By implementing Intelligent Testing, you can also reduce the turnaround times of your full testing cycles and turn your focus on areas that carry higher risks. AI can also help you automate every step of the testing process including creating, running and interpreting the test cases.
Moreover, AI can also help you categorize your alerts based on urgency and impact to prioritize better and prevent alert fatigue. Once you automate the resolution of these low-priority tasks using AI, you can focus on more critical tasks in your SDLC.
- Enhancing Real-Time Security
When you want to create an AI-powered DevOps environment that makes your SDLC more secure, you must implement the technology holistically.

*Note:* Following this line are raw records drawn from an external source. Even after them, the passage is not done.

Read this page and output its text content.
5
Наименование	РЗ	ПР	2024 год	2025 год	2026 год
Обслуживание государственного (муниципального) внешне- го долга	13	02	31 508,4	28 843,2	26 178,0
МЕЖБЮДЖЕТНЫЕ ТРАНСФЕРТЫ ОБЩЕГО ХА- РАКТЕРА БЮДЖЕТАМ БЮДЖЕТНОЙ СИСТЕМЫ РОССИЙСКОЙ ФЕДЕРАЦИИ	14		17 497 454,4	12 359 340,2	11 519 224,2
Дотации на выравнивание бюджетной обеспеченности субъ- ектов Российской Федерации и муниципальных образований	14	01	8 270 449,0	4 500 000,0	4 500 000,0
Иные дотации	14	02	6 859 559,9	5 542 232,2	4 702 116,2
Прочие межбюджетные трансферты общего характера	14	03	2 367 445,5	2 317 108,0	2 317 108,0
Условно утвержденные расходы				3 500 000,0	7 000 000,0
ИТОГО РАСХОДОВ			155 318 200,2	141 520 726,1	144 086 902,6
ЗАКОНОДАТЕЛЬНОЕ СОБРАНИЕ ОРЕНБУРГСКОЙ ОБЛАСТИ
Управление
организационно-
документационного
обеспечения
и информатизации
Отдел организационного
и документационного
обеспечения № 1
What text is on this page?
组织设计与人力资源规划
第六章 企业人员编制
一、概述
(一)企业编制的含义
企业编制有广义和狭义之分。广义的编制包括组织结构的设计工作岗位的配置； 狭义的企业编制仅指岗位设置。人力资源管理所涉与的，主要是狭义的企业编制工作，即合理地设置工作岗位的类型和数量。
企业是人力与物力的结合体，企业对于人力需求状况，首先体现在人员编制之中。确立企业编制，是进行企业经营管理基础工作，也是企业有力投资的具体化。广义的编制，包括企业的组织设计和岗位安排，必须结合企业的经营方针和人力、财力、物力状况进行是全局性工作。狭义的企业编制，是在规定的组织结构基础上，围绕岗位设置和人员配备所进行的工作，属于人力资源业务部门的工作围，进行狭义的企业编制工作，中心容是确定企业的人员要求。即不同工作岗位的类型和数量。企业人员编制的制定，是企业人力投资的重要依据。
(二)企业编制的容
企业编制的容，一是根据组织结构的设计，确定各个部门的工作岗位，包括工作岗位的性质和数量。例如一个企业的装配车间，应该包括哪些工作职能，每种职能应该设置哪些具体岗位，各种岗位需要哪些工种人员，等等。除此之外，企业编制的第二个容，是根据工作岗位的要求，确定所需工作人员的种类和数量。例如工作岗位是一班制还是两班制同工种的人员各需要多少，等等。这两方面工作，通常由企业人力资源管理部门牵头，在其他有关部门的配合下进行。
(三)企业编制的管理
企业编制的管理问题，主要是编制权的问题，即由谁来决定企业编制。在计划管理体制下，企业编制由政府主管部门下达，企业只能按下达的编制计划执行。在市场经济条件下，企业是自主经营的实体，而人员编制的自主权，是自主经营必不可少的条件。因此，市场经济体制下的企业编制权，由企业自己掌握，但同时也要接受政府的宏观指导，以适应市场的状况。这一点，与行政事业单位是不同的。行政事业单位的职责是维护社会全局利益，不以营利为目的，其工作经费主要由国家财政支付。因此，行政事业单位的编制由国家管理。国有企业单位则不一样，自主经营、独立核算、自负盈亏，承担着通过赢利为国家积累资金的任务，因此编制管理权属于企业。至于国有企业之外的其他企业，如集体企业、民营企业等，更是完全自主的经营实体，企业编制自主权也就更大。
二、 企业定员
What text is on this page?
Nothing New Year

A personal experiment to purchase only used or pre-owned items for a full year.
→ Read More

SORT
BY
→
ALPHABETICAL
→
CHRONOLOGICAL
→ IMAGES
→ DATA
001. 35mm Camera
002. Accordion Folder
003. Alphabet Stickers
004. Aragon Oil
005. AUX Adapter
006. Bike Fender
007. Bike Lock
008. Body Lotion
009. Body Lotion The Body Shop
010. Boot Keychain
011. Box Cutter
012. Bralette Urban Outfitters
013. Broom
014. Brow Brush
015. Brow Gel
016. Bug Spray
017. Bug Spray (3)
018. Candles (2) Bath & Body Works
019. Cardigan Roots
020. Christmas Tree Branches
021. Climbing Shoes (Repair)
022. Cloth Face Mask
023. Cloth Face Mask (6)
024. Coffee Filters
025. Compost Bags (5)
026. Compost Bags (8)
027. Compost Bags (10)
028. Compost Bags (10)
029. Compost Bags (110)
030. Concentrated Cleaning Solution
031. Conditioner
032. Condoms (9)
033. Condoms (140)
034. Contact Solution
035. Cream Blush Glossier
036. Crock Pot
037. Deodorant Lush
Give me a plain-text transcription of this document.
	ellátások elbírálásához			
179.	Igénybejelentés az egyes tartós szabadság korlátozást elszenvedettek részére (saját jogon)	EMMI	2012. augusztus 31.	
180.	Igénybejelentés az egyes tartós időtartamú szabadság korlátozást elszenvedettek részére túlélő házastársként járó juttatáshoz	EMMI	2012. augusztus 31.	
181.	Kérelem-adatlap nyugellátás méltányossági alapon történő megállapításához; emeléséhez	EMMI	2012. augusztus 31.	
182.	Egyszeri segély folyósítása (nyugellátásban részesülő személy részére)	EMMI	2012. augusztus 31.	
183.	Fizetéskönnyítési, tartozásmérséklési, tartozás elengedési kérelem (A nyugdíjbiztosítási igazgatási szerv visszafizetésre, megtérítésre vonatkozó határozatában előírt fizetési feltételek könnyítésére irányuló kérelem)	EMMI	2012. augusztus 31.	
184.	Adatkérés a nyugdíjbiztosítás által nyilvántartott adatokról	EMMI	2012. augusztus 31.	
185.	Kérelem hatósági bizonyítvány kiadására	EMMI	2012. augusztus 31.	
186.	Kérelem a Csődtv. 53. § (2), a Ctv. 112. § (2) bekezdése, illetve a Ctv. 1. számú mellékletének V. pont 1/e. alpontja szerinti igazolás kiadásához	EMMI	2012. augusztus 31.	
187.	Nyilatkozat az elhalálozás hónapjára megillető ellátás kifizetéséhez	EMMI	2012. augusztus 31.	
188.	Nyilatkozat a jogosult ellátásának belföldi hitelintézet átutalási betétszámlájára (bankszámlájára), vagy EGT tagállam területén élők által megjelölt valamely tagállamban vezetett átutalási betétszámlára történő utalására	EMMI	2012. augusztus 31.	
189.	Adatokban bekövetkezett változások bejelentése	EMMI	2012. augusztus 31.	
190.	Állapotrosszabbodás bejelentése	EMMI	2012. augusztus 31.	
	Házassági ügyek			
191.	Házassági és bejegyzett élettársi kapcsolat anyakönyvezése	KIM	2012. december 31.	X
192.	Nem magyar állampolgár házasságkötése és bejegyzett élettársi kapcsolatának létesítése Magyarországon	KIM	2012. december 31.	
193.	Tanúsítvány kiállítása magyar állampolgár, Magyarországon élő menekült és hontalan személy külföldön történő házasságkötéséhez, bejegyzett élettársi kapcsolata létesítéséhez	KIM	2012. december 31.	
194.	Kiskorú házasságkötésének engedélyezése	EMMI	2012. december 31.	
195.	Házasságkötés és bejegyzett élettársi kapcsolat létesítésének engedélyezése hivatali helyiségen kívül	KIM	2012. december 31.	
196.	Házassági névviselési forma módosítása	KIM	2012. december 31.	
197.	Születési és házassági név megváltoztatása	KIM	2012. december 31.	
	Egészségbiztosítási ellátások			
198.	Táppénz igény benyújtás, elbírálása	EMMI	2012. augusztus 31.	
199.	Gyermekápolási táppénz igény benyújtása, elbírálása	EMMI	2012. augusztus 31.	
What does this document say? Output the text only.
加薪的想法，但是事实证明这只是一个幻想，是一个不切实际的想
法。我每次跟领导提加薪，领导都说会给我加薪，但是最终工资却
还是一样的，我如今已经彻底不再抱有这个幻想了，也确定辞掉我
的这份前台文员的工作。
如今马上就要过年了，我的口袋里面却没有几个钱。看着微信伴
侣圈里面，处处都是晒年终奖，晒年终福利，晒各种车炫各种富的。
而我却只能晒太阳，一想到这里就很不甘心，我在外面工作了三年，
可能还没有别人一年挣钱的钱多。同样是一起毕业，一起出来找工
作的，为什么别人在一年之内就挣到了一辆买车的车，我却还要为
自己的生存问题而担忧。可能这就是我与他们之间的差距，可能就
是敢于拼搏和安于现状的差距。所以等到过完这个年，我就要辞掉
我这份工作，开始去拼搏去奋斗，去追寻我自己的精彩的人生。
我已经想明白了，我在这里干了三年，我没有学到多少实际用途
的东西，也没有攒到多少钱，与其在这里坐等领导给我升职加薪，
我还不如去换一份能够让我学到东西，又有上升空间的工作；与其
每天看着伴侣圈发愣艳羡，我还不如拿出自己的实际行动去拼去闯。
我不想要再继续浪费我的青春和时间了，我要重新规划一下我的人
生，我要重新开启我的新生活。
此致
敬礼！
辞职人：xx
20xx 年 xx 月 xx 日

AI can play a crucial role in locating and assessing the existing code, monitoring your tech infrastructure and its ability to deal with vulnerabilities.
Additionally, AI-based security solutions and algorithms can also help you examine large data volumes and identify patterns that indicate security risks or issues. You can also use AI to improve your software system’s overall posture by identifying and removing vulnerabilities proactively and in real-time, thus reducing the possibility of data breaches or malicious attacks.
- Emergence of Self-Healing Systems
Aside from the aforementioned applications of AI in DevOps, more ways to integrate AI technology emerge every day. Self-healing systems are one such type of application that is not common but is quickly getting popular among growing software teams.
Self-healing systems can detect and resolve issues with minimal or no human intervention, and ensure uninterrupted service. AI-powered tools can help you conduct root cause analysis by leveraging your system logs and data. Your system can then apply fixes or roll back configurations automatically to minimize downtime.
You can also leverage AI algorithms to monitor the system performance and adjust resources as required, thus improving scalability and optimizing development costs in the software.
Concluding Remarks
Artificial Intelligence has been around for a while and can help you level up different parts of your software development cycle. By integrating the technology effectively, and automating some of the repetitive parts, you can free up time and resources to focus on critical tasks and functions. You can also continuously improve and level up your SDLC by streamlining and optimizing the process using AI.